僕の言ってる事が事実で、ゴーティから推薦された僕にぞんざいな扱いをすればそれって、ゴーティの、貴族の推薦を軽んじる行為になってしまう様な気がする。
それって衛兵達にとっては結構不味い事なんじゃないのかな。うーん、分からない。取り敢えず様子を見るしかないかなぁ。
喉が渇いて来たのでロープに縛られた状態のまま横に置いてある背負い袋の中の水筒をどうにかして出そうとゴソゴソ動きながら悪戦苦闘していると複数の足跡が聞こえて来た。
「久しいな、少年」
牢の柵越しに声を掛けて来た男の顔を薄暗いこの場所でははっきりと見る事は出来なかったけど、その声を聞いてその男がマーウェル騎士団副団長のゴーティだと分かった。
「お久しぶりでございます。マチカネ村のネールです」
ゴーティは、ああ分かっている、とだけ言い、横にいる衛兵に牢を開けるよう指示した。
衛兵は牢を開け僕の身体を縛るロープを解き牢から出る様促した。ゴーティと対面したけど薄暗くてその表情はやっぱりよく分からない。ゴーティは暫く無言で僕を見下ろしていた。
「私について来なさい」そう言い振り返り歩き出した。ゴーティの後ろについて地下を出ると詰所に待機していた、僕を拘束した衛兵の二人の前を横切った。衛兵達は無表情だった。
詰所を出て門を潜り、閑静で豪華な建物が立ち並ぶ区域を歩いた。道は緩やかな坂道が続き次第に進む先にある一際大きな城、伯爵邸が近づいてきた。
ゴーティはその間一言も発する事なく、ただ、追う背中からは妙な緊張感が漂っていた。
伯爵邸は分厚く頑強な高い塀で囲まれている様で門には衛兵が立っていた。ゴーティの後に続き伯爵邸へと進んだ。

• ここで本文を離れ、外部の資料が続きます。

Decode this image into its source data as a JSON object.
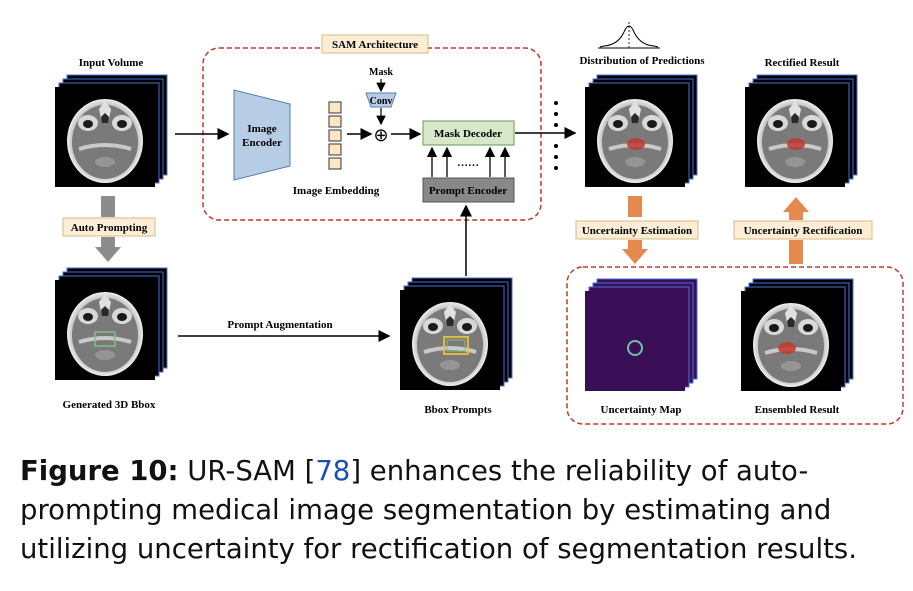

かなり大きな石造りの建物で中に入ると豪華絢爛といった内装で様々な装飾品で飾られていた。構造は複雑でまるで迷路の様になっていて入り組んでいる造りになっていた。敵から攻め入りにくくする為なのかな。
ゴーティの後に続き、数人の使用人らしき人達と何度かすれ違いながら一つの部屋に通された。
「ここで待っていてくれ。君に会いたいと言う人物を連れてくる」
部屋は簡素な造りながら赴きがありまた、良質な雰囲気が漂っていた。僕が短く返事をするとゴーティは部屋から出た。
暫く部屋で一人佇んでいると部屋のドアが開きゴーティと、そして一人の女性が姿を現した。